Remote Port Forwarding
Remote port forwarding is a technique used to redirect network traffic from a remote machine to a local machine, often to expose a local service to the remote network or bypass firewall restrictions. It is commonly used when a pentester has access to a remote machine but needs to make a local service available to the remote network or system.
In remote port forwarding, the pentester creates a tunnel between their local machine and a remote machine. The pentester binds a remote port on the compromised machine to a local port, allowing traffic to be forwarded from the remote machine to a service running on their local machine.
Techniques
SSH
## Single
ssh -R 9090:localhost:8080 rezy@10.10.10.10
# It forwards remote port 9090 to port 8080 on the local machine's localhost.
## For Pivoting
ssh -R 192.168.1.2:9090:localhost:8080 rezy@10.10.10.10
# Forwards port 9090 on the pivot host (192.168.1.2) to port 8080 on the
# local machine's localhost.
Meterpreter
meterpreter > portfwd add -R -l 9090 -p 5678 -L 10.10.10.10
This command forwards traffic from port 5678 on the target machine (with IP address 10.10.10.10) to port 9090 on the attacker's machine.

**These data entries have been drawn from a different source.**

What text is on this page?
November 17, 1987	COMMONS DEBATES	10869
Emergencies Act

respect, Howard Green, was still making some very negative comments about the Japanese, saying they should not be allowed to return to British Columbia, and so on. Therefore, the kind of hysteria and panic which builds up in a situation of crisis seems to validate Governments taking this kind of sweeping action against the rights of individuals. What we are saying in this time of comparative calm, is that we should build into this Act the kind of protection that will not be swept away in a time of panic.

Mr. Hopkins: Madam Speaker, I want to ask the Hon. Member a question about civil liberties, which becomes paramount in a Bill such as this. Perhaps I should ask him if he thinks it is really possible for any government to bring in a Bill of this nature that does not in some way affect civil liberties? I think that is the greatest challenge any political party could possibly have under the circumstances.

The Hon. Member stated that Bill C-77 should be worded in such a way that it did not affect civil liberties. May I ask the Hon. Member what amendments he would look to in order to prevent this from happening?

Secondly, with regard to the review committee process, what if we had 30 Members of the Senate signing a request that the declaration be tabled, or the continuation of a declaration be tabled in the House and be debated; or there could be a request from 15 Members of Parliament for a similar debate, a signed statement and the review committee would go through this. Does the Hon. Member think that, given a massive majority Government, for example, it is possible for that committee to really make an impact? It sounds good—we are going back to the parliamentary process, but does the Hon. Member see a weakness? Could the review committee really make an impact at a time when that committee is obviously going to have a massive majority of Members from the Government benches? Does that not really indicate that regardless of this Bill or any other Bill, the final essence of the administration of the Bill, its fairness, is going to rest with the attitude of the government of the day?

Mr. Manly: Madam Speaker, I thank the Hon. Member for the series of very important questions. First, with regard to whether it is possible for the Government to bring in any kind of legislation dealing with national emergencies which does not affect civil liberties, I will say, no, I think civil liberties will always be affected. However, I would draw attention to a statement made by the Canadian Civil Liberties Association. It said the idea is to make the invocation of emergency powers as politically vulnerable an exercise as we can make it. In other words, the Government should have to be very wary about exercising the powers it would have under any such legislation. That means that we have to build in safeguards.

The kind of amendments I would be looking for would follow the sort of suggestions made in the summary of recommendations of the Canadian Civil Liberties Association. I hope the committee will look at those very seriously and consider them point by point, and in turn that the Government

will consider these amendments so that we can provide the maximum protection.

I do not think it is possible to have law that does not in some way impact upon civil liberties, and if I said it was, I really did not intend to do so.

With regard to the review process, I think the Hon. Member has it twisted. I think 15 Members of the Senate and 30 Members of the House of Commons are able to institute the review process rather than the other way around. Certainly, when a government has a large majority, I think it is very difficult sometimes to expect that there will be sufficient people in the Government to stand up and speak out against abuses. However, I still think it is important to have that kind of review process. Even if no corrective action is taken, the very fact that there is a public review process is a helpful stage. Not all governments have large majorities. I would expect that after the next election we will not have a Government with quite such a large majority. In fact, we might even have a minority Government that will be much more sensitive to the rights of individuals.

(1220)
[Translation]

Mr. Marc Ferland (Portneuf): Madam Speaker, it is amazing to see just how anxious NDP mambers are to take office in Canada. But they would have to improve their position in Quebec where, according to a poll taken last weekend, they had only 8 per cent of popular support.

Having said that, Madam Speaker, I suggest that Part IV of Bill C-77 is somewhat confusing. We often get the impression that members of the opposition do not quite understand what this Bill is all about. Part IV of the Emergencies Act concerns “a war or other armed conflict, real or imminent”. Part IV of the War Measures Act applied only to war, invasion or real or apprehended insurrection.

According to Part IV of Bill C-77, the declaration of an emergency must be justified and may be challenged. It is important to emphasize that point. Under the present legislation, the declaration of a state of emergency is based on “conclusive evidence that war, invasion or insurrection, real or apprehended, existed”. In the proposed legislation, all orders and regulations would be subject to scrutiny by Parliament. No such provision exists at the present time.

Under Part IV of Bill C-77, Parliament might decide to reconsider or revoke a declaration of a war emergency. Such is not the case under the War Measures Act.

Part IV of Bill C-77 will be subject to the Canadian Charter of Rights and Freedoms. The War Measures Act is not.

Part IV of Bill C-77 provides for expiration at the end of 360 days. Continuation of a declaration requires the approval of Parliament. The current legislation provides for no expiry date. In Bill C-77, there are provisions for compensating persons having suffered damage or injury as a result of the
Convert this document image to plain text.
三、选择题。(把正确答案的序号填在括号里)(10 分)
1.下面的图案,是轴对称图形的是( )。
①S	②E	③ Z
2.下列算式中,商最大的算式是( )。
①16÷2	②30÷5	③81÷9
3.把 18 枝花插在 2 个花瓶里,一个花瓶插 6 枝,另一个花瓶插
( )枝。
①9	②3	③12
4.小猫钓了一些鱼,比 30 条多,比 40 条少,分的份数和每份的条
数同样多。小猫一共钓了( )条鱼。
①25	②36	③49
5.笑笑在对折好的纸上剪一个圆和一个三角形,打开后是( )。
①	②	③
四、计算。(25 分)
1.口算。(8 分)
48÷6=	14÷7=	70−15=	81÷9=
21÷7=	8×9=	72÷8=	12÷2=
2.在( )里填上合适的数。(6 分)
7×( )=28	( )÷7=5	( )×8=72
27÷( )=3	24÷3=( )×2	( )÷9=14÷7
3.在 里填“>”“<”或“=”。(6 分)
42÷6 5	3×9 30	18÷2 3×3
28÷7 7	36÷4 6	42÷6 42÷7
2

Works only if we have meterpreter shell on the pivot host.
Socat
# From Pivot Host
socat TCP4-LISTEN:6969,fork TCP4:10.10.10.10:1337
This command forwards all traffic from localhost:6969 (i.e pivot host) to 10.10.10.10:1337 (i.e attack host).
Chisel
# Attack-Host
./chisel server -p 1337
# Target-Host
./chisel client <ATTACK-HOST-IP>:1337 L:8080:127.0.0.1:8080
It forwards the attack-host's 127.0.0.1:8080 to the target-host's 127.0.0.1:8080.
plink.exe
### [[[---WINDOWS---]]]
plink.exe -R 9090:localhost:22 rezydev@10.10.10.10
This forwards remote port 9090 on the target host to port 22 (SSH) on your local attack machine.